先天干扰素 (IFN) 反应构成了宿主防御病毒感染的第一道防线。已经表明 IFN-I/III 治疗可以有效地抑制严重急性呼吸综合征冠状病毒 2 (SARS-CoV-2) 的复制。然而,SARS-CoV-2 如何通过先天抗病毒机制存活仍有待探索。我们的研究发现,人类血管紧张素转换酶 2 (ACE2) 被鉴定为 SARS-CoV-2 进入的主要受体,它可以在 SARS-CoV-2 感染人类肺细胞期间干扰 IFN-I 信号通路。我们发现 ACE2 被 SARS-CoV-2 和仙台病毒 (SeV) 感染显著上调,外源性表达 ACE2 以剂量依赖的方式抑制 IFN-I 的产生。从机制上讲,ACE2 通过阻断 IRF3 磷酸化和核易位来拮抗 IFN-I 的产生,从而破坏了聚 (I:C) 介导的对 SARS-CoV2 复制的抑制。此外,ACE2 通过降解内源性 STAT2 蛋白、抑制 STAT2 磷酸化和核易位来抑制 IFN 介导的抗病毒免疫反应。
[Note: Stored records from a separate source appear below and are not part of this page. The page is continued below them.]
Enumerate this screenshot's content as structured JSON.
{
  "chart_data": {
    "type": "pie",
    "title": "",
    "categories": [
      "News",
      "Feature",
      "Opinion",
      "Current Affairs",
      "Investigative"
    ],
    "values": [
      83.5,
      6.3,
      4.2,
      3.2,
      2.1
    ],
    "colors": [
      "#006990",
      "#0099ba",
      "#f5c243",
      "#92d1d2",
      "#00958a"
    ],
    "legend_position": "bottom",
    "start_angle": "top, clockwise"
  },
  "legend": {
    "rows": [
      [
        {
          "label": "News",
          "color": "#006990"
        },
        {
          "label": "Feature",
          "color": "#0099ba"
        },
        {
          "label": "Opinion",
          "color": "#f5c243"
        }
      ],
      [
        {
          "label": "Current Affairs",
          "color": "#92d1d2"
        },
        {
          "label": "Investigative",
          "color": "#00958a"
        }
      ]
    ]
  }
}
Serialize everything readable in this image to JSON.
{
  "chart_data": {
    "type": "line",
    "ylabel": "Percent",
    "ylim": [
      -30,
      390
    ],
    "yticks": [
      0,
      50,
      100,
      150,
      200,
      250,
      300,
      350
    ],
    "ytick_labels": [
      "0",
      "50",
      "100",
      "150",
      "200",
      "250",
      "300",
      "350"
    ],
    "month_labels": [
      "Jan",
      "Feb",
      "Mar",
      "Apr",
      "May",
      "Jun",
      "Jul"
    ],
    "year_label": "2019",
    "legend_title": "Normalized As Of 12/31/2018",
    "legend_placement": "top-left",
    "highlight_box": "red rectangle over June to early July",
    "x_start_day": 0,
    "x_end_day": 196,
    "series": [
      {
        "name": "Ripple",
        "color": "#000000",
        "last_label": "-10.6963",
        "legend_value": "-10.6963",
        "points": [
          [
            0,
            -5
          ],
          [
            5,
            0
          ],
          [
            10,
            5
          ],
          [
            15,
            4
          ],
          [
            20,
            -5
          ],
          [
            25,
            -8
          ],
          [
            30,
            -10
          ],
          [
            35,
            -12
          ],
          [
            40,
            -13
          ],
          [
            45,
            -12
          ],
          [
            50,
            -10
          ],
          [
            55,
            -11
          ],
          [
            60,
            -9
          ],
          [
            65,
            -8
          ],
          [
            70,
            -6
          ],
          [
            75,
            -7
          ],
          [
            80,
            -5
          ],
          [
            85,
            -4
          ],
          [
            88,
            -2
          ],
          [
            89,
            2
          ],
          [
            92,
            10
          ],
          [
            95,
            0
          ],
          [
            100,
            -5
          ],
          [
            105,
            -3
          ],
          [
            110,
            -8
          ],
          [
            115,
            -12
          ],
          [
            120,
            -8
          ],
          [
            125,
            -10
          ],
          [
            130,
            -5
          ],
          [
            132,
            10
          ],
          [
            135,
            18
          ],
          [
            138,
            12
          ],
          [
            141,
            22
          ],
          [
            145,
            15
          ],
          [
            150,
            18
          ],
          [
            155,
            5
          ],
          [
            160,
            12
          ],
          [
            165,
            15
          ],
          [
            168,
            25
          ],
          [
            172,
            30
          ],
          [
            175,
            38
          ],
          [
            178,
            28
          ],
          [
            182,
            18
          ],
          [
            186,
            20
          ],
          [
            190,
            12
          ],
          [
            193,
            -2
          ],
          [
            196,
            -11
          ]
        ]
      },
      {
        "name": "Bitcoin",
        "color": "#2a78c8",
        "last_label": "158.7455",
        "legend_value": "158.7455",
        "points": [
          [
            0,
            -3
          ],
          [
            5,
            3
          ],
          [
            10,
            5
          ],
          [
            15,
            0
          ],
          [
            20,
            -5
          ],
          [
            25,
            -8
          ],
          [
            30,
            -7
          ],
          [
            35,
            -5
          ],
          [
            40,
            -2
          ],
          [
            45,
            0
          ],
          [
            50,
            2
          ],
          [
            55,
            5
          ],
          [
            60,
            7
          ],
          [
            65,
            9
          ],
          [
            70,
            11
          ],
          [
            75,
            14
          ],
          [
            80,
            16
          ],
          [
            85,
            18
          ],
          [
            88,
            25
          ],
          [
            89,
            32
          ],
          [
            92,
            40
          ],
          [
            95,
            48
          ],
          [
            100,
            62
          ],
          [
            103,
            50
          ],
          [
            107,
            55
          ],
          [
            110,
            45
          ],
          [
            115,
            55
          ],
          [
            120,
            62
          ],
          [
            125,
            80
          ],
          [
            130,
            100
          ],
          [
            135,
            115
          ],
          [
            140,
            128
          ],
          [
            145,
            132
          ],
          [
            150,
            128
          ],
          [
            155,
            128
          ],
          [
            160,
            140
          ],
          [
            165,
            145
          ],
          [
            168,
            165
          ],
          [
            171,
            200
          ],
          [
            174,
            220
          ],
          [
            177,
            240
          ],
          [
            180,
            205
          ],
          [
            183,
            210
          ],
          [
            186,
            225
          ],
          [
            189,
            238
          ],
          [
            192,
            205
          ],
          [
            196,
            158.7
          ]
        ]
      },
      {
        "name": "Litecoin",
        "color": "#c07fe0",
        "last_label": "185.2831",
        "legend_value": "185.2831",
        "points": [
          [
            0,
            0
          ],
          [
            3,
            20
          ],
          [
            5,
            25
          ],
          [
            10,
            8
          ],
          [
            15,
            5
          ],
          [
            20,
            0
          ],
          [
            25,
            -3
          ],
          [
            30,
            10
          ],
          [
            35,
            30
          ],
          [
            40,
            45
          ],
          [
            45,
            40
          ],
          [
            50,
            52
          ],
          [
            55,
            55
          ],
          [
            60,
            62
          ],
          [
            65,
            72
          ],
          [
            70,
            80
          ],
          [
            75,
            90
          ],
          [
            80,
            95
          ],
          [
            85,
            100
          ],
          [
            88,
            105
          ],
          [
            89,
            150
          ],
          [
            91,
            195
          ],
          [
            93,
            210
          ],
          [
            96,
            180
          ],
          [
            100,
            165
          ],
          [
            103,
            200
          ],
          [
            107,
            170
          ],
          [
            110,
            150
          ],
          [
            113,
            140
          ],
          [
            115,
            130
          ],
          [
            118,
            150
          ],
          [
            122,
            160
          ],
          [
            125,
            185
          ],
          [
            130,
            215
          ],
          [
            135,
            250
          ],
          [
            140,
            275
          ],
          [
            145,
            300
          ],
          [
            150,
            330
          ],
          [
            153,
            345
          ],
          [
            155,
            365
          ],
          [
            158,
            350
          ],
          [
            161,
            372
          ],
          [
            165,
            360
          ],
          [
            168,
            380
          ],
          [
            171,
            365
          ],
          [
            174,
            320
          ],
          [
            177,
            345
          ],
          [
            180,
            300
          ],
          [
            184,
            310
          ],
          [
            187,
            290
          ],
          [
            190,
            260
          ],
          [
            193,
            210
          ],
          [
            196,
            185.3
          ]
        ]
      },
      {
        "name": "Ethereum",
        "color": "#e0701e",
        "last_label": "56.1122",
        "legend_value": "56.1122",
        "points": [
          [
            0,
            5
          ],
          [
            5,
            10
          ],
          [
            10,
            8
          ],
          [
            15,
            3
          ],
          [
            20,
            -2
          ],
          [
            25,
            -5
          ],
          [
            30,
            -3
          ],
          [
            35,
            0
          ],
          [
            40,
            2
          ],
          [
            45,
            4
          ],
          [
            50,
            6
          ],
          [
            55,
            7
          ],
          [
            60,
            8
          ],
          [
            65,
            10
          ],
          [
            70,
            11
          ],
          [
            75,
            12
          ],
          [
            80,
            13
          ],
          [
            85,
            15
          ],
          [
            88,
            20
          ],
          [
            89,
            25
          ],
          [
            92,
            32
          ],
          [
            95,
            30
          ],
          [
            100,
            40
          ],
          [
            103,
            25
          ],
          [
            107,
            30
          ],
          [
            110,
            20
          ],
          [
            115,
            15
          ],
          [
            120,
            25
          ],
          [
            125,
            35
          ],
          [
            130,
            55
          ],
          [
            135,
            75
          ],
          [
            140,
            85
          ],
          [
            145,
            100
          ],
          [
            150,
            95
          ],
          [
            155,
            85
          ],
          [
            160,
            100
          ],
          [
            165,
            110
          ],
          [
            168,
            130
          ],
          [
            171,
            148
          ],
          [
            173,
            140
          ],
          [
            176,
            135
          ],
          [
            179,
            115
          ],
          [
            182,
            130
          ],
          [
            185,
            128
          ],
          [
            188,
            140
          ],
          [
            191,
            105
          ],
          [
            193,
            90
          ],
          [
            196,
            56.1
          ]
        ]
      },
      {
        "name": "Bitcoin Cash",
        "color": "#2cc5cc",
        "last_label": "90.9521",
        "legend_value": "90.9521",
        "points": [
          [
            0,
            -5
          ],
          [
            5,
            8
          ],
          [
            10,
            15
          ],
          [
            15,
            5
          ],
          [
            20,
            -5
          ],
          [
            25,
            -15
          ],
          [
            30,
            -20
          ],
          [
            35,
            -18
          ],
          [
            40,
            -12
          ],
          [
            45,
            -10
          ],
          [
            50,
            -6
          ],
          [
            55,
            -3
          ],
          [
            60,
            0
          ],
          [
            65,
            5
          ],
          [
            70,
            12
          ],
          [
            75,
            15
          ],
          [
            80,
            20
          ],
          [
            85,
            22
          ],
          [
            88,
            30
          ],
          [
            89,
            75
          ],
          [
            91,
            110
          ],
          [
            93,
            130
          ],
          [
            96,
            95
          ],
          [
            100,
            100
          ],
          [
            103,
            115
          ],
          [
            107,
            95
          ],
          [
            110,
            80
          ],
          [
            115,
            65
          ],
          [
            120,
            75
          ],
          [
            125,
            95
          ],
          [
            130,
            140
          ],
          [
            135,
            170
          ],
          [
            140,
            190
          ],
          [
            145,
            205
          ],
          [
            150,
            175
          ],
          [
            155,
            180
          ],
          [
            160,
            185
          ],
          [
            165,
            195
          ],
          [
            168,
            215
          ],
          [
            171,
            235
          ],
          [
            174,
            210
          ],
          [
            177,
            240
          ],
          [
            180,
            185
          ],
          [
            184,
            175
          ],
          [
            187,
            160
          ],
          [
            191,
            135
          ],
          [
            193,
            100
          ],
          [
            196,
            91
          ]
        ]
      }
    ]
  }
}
有趣的是,病毒感染也可以诱导 IFN 诱导的短 ACE2 (dACE2 或 MIRb-ACE2),并抑制 IFN 信号。因此,我们的研究结果为 ACE2 在促进 SARS-CoV-2 感染中的独特作用提供了机制见解,并启发我们可以进一步优化干预策略的开发,以阻断 ACE2 介导的 IFN-I 及其信号通路的抑制。针对这种病毒引起的 2019 年冠状病毒病 (COVID-19),高效的抗病毒免疫反应在控制 SARS-CoV-2 感染中起着关键作用。尽管 SARS-CoV-2 已经通过病毒衍生蛋白开发了对抗 IFN-I 信号的策略,但我们对 SARS-CoV-2 如何通过先天抗病毒机制存活的认识仍然有限。我们在此发现了 ACE2 在促进 SARS-CoV-2 感染中的独特作用,作为 IFN-I 信号的抑制因子,在人类肺细胞中发挥作用。全长 ACE2 和截断的 dACE2 均可拮抗 IFN 介导的抗病毒反应。这些发现对于理解 SARS-CoV-2 致病性与宿主抗病毒防御之间的相互作用至关重要。